Argonne researchers are more interested in viable, long-range batteries for electric cars and trucks. Yet what they learn from their research into manganese could make for better consumer batteries as well. Manganese might eventually be used to improve the batteries that power our cell phones and flashlights.
Basic Battery Function
The chemistry and physics behind batteries is pretty basic. Your typical battery has both positive (cathode) and negative (anode) electrodes. Between those cathodes is the material that provides the charge as well as an electrolyte that acts as a suspension. The charging substance in a lithium-ion battery is lithium.
When charging a lithium-ion battery, the electricity that flows into it via the cathode forces lithium ions through the electrolyte and toward the anode. This stores the energy on the negative side of the battery. Discharging the battery reverses the process. Ions move through the electrolyte to the cathode and, in a chemical reaction, sends electricity out through the positive side of the battery and into the device it is powering.
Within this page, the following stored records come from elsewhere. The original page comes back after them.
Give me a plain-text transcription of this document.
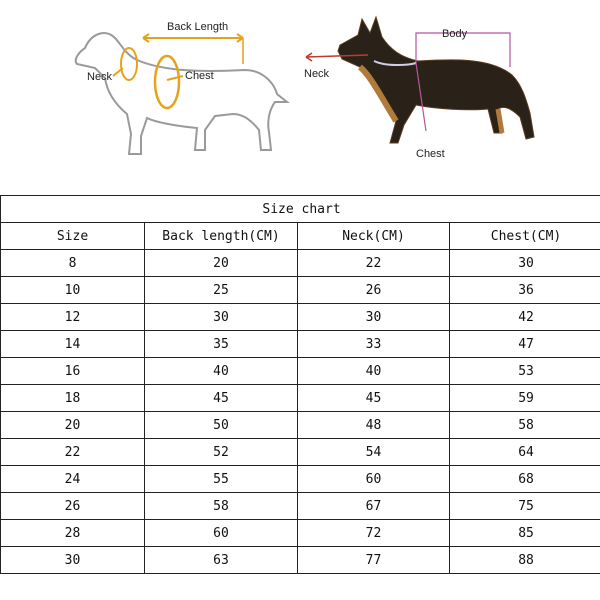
Back Length
Neck	Chest
Body
Neck
Chest
Size chart			
Size	Back length(CM)	Neck(CM)	Chest(CM)
8	20	22	30
10	25	26	36
12	30	30	42
14	35	33	47
16	40	40	53
18	45	45	59
20	50	48	58
22	52	54	64
24	55	60	68
26	58	67	75
28	60	72	85
30	63	77	88
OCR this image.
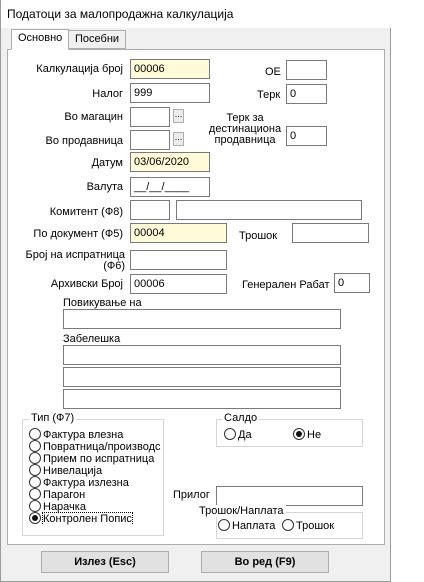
Податоци за малопродажна калкулација
Основно	Посебни
Калкулација број	00006	ОЕ
Налог	999	Терк 0
Во магацин	...	Терк за дестинациона продавница	0
Во продавница	...
Датум	03/06/2020
Валута	__/__/____
Комитент (Ф8)
По документ (Ф5)	00004	Трошок
Број на испратница (Ф6)
Архивски Број	00006	Генерален Рабат 0
Повикување на
Забелешка
Тип (Ф7)
Фактура влезна
Повратница/производс
Прием по испратница
Нивелација
Фактура излезна
Парагон
Нарачка
Контролен Попис
Салдо
Да	Не
Прилог
Трошок/Наплата
Наплата	Трошок
Излез (Esc)	Во ред (F9)
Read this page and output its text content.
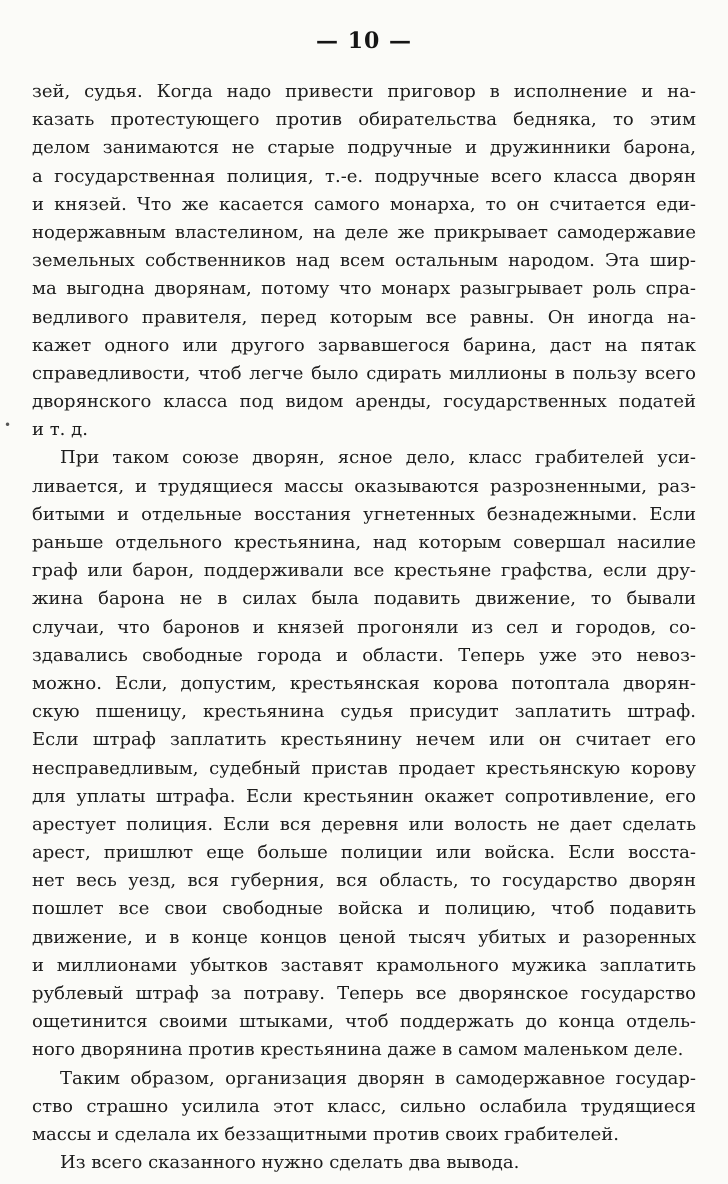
— 10 —
•
зей, судья. Когда надо привести приговор в исполнение и на-
казать протестующего против обирательства бедняка, то этим
делом занимаются не старые подручные и дружинники барона,
а государственная полиция, т.-е. подручные всего класса дворян
и князей. Что же касается самого монарха, то он считается еди-
нодержавным властелином, на деле же прикрывает самодержавие
земельных собственников над всем остальным народом. Эта шир-
ма выгодна дворянам, потому что монарх разыгрывает роль спра-
ведливого правителя, перед которым все равны. Он иногда на-
кажет одного или другого зарвавшегося барина, даст на пятак
справедливости, чтоб легче было сдирать миллионы в пользу всего
дворянского класса под видом аренды, государственных податей
и т. д.
При таком союзе дворян, ясное дело, класс грабителей уси-
ливается, и трудящиеся массы оказываются разрозненными, раз-
битыми и отдельные восстания угнетенных безнадежными. Если
раньше отдельного крестьянина, над которым совершал насилие
граф или барон, поддерживали все крестьяне графства, если дру-
жина барона не в силах была подавить движение, то бывали
случаи, что баронов и князей прогоняли из сел и городов, со-
здавались свободные города и области. Теперь уже это невоз-
можно. Если, допустим, крестьянская корова потоптала дворян-
скую пшеницу, крестьянина судья присудит заплатить штраф.
Если штраф заплатить крестьянину нечем или он считает его
несправедливым, судебный пристав продает крестьянскую корову
для уплаты штрафа. Если крестьянин окажет сопротивление, его
арестует полиция. Если вся деревня или волость не дает сделать
арест, пришлют еще больше полиции или войска. Если восста-
нет весь уезд, вся губерния, вся область, то государство дворян
пошлет все свои свободные войска и полицию, чтоб подавить
движение, и в конце концов ценой тысяч убитых и разоренных
и миллионами убытков заставят крамольного мужика заплатить
рублевый штраф за потраву. Теперь все дворянское государство
ощетинится своими штыками, чтоб поддержать до конца отдель-
ного дворянина против крестьянина даже в самом маленьком деле.
Таким образом, организация дворян в самодержавное государ-
ство страшно усилила этот класс, сильно ослабила трудящиеся
массы и сделала их беззащитными против своих грабителей.
Из всего сказанного нужно сделать два вывода.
Nickel serves well as a cathode metal for consumer batteries. It is not an ideal choice for the larger, heavy-duty batteries required by electric vehicles. And of course, cobalt isn’t ideal either. That is why the Argonne researchers are looking at manganese instead.
Cheaper and More Powerful
One of the problems with cobalt is that you do not get enough energy storage on it to make it worthwhile as a car battery. Nickel works better, but it is both more expensive and in short supply. The world cannot depend on nickel for car battery production long term.
Manganese is less expensive and rather abundant. It is also safer than nickel. Thus, manganese seems to be the perfect replacement for both cobalt and nickel for long-life car batteries. But every scientific advancement in battery development comes at a cost. What is the cost here? A manganese cathode is less stable.
Researchers have observed that a less stable manganese cathode leads to degraded performance over time. This cannot be tolerated in a long-range car battery for obvious reasons. Car owners willing to buy an all-electric need to know that they are not going to be stranded in the middle of nowhere by a lithium-manganese battery whose performance suddenly fails.
Working for Better Batteries
Argonne researchers are not yet ready to declare manganese as a drop-in replacement for cobalt and nickel. But they do believe that manganese has a lot of potential. They will continue working on their research in hopes of building better batteries for the future. And while their work benefits mostly automotive batteries, their results will undoubtedly have implications on the consumer battery market.
Researchers think that they can increase storage capacity by 50% to 100% with a manganese cathode. Imagine having that kind of power for your electronic devices. Increasing capacity by 100% would mean recharging your cell phone half as much. It would mean having more power for your camera, your portable music player, your hand tools, etc.
If the researchers are right, manganese will prove to be a game-changer. It looks to be the next big thing in rechargeable lithium-ion batteries.